Aus Erdgas wird Strom
Strom und Gas
Strom wird in Deutschland zum Großteil aus fossilen Brennstoffen produziert. Nebst Kohle und Erdöl wird hier auch Erdgas zur Strom-Erzeugung genutzt. Dabei werden die fossilen Brennstoffe eben verbrannt, was einen enorm hohen CO2-Ausstoss mit sich führt. Kein guter Beitrag für die Umwelt.
Neue Ansätze
Doch es gibt auch Ansätze, die zukunftsweisend sind.
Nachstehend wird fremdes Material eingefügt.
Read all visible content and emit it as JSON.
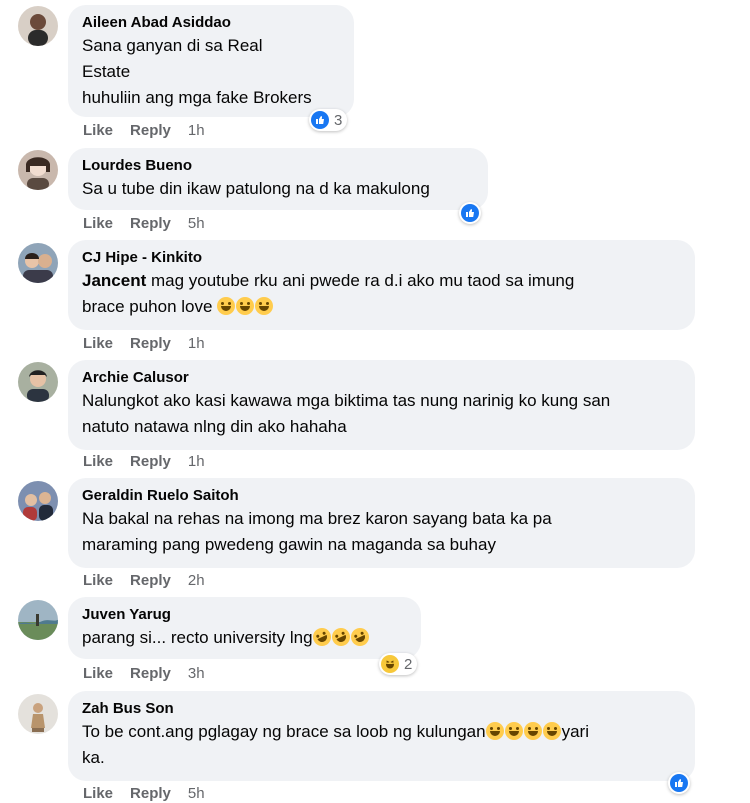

So haben der Stromanbieter LichtBlick und der Konzern VW gemeinsam ein Projekt entwickelt das es ermöglicht, mit Blockheizkraftwerken im Keller von Häusern aus Erdgas Strom zu produzieren. Wobei die entstandene Wärme durch die Stromerzeugung für das Beheizen des Hauses genutzt wird. Eine gute Möglichkeit, um die Energie möglichst effizient zu nutzen. Doch noch steckt dieses Projekt in den Kinderschuhen, ist noch nicht flächendeckend und bundesweit verfügbar und es lohnt sich auch nicht für jede Hausgrößen, sondern ist vielmehr für größere Objekte gedacht. Eine Entwicklung, die jedoch Einblick gewähren kann – in die technischen Möglichkeiten der Zukunft, für die Stromerzeugung. Kritiker bemängeln jedoch, dass ausgerechnet Erdgas die Energiequelle ist. Die Abhängigkeit von Russland beim Erdgas sollte nicht durch neue Technologien weiter forciert werden – vielmehr sollten andere Energiequellen herangezogen werden, insbesondere Erneuerbare Energiequellen.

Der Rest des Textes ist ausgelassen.